European Union negotiators reached a preliminary deal with the bloc’s lawmakers on a mechanism linking recovery funds to abiding by democratic standards, moving a step closer to a broader accord on the bloc’s 1.8 trillion-euro ($2 trillion) budget and stimulus package.
“We have witnessed months and even years of rule-of-law talks dragging on without conclusion between EU member states,” said European lawmaker Petri Sarvamaa, who was negotiating on behalf of the Parliameent. “This will not be the case anymore with the new budgetary clause.”
The EU is under pressure to finalize the emergency package so that it will be operational next year, as a new set of lockdowns across the continent paints a grim picture of Europe’s economic outlook and dims prospects for a quick rebound.
While leaders agreed on the broad outlines of the unprecedented package in July, they left key details to be fleshed out later, including the contentious link between EU funds and rule of law. EU officials are due to set out details of the compromise at a press conference at noon on Thursday.
“Introducing this conditionality is a major step and a clear signal that the EU stands ready to protect its citizens’ interest,” EU Budget Commissioner Johannes Hahn said.
The deal on the rule-of-law mechanism clears the first of two key hurdles in getting an overall deal and allowing the EU’s 750 billion-euro recovery fund to be up and running in January as planned.
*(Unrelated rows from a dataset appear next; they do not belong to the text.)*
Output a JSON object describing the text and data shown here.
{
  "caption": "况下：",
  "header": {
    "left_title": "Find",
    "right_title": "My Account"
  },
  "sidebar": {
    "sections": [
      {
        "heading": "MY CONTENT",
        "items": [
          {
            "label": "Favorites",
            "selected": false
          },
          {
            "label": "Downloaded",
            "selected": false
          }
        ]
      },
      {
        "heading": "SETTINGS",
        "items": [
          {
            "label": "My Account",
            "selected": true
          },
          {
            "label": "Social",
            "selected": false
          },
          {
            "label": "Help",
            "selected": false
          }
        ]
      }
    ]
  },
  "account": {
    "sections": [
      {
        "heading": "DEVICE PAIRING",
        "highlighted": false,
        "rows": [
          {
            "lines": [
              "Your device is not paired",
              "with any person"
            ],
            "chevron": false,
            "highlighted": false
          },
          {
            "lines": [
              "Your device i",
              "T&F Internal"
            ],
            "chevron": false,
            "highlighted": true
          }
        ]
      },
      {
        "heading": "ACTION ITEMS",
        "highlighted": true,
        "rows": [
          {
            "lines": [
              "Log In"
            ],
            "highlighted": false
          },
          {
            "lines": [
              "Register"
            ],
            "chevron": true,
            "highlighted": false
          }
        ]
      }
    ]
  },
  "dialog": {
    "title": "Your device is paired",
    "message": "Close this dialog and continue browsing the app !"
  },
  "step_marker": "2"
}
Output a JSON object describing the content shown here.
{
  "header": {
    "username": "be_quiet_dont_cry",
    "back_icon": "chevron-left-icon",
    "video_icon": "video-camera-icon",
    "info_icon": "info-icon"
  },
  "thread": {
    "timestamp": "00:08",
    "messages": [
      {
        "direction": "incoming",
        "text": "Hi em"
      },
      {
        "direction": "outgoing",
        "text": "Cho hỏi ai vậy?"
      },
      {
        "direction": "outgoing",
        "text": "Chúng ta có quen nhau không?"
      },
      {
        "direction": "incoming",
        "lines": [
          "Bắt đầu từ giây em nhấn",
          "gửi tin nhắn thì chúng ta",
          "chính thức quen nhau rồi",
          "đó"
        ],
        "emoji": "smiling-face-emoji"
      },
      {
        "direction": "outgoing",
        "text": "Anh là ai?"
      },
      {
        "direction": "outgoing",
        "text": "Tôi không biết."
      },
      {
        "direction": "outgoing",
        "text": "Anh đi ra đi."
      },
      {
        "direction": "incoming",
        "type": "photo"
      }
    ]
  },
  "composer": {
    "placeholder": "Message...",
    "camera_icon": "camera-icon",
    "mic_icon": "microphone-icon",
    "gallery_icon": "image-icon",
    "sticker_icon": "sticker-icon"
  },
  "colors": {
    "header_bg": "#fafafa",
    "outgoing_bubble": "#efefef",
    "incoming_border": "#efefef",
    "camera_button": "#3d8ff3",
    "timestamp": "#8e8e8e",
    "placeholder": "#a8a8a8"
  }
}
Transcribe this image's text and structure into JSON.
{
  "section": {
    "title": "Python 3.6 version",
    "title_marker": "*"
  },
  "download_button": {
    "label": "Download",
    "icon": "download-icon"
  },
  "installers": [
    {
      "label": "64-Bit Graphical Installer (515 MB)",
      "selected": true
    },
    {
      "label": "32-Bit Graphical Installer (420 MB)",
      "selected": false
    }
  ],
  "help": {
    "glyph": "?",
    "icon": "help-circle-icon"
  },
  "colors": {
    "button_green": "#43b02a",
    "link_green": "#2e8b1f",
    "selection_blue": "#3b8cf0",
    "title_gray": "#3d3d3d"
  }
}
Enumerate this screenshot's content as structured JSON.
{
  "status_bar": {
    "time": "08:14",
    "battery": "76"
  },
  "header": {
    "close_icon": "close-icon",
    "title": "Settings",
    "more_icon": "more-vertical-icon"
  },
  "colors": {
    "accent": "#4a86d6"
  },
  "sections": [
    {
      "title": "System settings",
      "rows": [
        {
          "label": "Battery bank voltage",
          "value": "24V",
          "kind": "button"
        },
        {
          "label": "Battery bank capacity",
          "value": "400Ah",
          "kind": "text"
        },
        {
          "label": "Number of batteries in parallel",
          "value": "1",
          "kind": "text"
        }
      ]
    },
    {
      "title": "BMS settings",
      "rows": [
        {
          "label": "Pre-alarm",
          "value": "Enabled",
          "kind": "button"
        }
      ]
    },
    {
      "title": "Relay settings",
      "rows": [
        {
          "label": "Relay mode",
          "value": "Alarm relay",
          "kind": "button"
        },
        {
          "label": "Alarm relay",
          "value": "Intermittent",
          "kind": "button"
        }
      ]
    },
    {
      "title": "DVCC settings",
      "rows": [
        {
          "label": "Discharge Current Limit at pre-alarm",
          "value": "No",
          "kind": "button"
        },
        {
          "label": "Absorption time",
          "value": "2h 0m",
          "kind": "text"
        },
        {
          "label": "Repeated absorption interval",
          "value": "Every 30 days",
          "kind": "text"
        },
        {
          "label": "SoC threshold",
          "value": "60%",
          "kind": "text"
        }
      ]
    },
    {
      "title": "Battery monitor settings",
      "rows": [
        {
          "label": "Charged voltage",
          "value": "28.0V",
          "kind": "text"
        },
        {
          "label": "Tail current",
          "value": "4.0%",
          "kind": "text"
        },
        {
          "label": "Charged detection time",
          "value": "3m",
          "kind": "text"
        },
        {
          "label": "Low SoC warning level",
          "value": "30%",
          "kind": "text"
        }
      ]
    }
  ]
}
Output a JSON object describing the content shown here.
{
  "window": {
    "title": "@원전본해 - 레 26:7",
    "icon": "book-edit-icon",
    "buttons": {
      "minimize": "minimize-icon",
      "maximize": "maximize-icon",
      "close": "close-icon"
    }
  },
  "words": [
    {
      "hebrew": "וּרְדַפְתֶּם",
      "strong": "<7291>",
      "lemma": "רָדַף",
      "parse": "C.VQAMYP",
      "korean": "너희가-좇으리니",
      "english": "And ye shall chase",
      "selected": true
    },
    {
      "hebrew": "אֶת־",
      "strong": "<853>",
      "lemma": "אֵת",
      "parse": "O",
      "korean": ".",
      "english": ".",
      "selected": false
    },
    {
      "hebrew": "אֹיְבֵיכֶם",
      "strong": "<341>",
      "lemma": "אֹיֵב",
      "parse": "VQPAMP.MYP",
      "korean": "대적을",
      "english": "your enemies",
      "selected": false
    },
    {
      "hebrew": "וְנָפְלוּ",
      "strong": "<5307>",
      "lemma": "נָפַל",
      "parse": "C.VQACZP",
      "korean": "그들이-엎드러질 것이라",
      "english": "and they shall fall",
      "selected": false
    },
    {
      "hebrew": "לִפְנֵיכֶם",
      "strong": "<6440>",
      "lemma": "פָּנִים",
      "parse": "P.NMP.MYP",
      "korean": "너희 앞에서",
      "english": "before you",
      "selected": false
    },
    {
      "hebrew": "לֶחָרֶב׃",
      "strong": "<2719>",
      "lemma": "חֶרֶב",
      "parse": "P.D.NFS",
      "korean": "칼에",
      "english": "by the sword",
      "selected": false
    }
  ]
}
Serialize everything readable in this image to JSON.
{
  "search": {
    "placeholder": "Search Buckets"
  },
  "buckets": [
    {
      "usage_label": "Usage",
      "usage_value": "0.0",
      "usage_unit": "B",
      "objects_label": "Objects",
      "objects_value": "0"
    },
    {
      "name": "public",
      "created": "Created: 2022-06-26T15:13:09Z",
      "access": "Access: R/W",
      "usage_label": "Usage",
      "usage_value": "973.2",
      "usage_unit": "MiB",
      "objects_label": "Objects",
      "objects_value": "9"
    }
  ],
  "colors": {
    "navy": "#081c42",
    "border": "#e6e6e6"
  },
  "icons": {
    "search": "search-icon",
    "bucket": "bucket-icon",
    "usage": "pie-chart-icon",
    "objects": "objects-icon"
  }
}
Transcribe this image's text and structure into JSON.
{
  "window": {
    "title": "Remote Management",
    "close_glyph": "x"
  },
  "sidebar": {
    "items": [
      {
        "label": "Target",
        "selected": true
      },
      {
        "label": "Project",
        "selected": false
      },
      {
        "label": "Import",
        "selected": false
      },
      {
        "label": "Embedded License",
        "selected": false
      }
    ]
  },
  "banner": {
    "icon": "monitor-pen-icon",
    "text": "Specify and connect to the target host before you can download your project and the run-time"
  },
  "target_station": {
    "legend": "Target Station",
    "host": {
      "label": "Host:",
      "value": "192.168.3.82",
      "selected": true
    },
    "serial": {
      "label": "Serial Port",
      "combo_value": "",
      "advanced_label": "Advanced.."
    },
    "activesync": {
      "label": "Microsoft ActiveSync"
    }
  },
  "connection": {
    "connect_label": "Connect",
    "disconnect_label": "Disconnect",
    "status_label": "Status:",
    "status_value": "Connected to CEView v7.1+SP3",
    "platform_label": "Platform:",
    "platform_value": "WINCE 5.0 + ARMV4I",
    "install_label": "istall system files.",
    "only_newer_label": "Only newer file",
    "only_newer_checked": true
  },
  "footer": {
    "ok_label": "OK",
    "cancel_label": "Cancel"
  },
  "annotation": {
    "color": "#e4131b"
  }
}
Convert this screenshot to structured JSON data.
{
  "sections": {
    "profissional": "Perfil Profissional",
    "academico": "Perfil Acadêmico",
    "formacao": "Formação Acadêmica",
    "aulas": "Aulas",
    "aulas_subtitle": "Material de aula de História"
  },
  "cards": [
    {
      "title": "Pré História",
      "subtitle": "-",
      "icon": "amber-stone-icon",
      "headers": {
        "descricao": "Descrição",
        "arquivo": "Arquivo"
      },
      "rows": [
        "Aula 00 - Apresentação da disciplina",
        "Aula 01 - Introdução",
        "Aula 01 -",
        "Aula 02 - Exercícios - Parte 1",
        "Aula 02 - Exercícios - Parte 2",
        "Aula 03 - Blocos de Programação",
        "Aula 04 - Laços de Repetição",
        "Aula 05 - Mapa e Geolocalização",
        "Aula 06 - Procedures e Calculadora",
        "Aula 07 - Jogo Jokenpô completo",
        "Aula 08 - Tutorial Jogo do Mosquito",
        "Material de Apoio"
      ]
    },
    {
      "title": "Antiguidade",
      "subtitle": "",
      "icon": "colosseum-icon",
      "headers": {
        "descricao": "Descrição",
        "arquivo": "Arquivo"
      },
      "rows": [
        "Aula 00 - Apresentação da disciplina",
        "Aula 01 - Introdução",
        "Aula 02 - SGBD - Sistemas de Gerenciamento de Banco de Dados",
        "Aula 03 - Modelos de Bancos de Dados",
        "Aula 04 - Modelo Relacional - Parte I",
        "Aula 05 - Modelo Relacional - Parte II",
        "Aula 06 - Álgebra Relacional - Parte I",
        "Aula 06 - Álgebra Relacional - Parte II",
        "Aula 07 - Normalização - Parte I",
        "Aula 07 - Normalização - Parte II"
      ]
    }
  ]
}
Still, lawmakers and EU governments remain at odds over increases to the bloc’s budget, with the Parliament asking for a bigger overall package.
While the agreement on the rule of law could give fresh impetus on the stalled talks over the spending package, it is still unclear whether it will get the support of all EU nations — especially Hungary and Poland, the two members of the bloc that are currently the subject of formal rule-of-law probes.
At stake is whether the EU can swiftly deliver hundreds of billions in much-needed funds to combat the steepest recession on record, while making sure the money isn’t misappropriated by countries where democratic checks and balances are weak.
If a deal is delayed or blocked, that could derail the bloc’s plans to issue debt on the markets to give out to EU nations as grants and loans in order to help their economic recovery.
The EU requires only a qualified majority of nations to impose the rule-of-law conditions on the funds, but the European Commission requires the unanimous approval of all member states (and a majority of EU lawmakers) to borrow from the markets. That means that in practice Hungary or Poland could veto the plan if they don’t like the rule-of-law language.